Up ahead, Arcolin saw the forward scouts signal: caravan coming. He glanced back. The cohorts had spread a little as the morning warmed. Now he waved twice, and the command passed down; the files closed up, and supply wagons moved to the edge of the road.

One of the forward scouts rode back to report. The caravan was out of Sorellin, traveling under its pennant and bound for Tsaia. The caravan master wanted to speak with “the commander” and would halt his caravan when they were closer.

“Tell him yes,” Arcolin said; the scout wheeled his mount and rode away. He turned to Cracolnya. “The man might have news out of Immer. Lead them on; I'll catch up.”

“Yes, my lord.” Then Cracolnya grinned. “And I would suggest—your helmet.”

Arcolin laughed, shaking his head. “Old joke, Captain. If you had eyes, you'd know it was on my head.”

He turned aside when they met the other caravan, greeting the caravan master. They both backed their horses almost to the ditch, watching as Fox Company marched by.
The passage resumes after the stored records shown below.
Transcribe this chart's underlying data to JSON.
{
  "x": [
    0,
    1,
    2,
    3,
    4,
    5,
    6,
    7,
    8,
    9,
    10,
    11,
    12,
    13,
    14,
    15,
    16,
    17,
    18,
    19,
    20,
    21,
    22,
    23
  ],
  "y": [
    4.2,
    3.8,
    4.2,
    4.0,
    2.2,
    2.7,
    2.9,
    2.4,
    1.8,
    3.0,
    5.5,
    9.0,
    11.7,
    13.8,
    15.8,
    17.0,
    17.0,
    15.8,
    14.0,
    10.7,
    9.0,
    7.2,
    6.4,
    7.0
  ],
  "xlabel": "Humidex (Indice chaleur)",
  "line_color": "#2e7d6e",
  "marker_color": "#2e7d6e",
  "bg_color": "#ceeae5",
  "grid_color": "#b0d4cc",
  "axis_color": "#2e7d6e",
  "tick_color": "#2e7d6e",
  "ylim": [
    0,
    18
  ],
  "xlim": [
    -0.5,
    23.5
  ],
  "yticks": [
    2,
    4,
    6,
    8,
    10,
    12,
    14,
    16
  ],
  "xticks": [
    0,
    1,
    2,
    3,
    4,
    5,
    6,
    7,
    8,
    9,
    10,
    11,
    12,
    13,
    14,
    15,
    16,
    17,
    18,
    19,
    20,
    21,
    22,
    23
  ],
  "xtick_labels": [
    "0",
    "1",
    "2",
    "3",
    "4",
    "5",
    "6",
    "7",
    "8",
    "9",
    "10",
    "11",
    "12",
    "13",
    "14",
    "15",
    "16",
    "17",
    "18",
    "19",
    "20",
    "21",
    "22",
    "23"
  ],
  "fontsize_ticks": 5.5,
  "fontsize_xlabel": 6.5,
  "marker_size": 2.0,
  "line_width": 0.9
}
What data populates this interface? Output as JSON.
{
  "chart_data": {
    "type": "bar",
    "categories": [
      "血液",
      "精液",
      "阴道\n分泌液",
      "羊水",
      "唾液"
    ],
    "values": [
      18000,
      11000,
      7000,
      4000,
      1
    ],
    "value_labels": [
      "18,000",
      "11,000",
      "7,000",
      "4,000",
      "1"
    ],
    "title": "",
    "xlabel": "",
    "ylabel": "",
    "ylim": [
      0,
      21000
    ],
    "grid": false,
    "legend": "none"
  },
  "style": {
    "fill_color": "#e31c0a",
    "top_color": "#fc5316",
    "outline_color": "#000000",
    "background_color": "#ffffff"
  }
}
“There's trouble ahead,” the caravan master said. He wore a broad sash in Sorellin's colors. “You've heard of this new Duke of Immer?”

“Yes. We knew him as Alured the Black in Siniava's War.”

“You remember Rotengre, then: brigands' city it was then, preying on trade and causing trouble all around. Full of evil magicks.” The caravan master chewed his lip a moment. “It's gone bad again. We've had refugees coming in from there, starting last autumn, and the tales they tell—well, it's clear to us it's Immer. We hired Clart this year.”

Arcolin nodded. “I met Nasimir in Valdaire; he told me.”

“We'd have hired Sobanai as well, if we could have got them—sent word downriver to Lûn last summer we wanted to talk contract. Word came back they were interested, but in autumn we had a courier from Koury not to let anyone from Lûn into the city for fear of the black fever. Koury shut the gates to anyone from downriver. Never heard more from Sobanai until early spring, this time from Cilwan, saying half the city had died, and Sobanai Company lost its commander and more than half the soldiers.”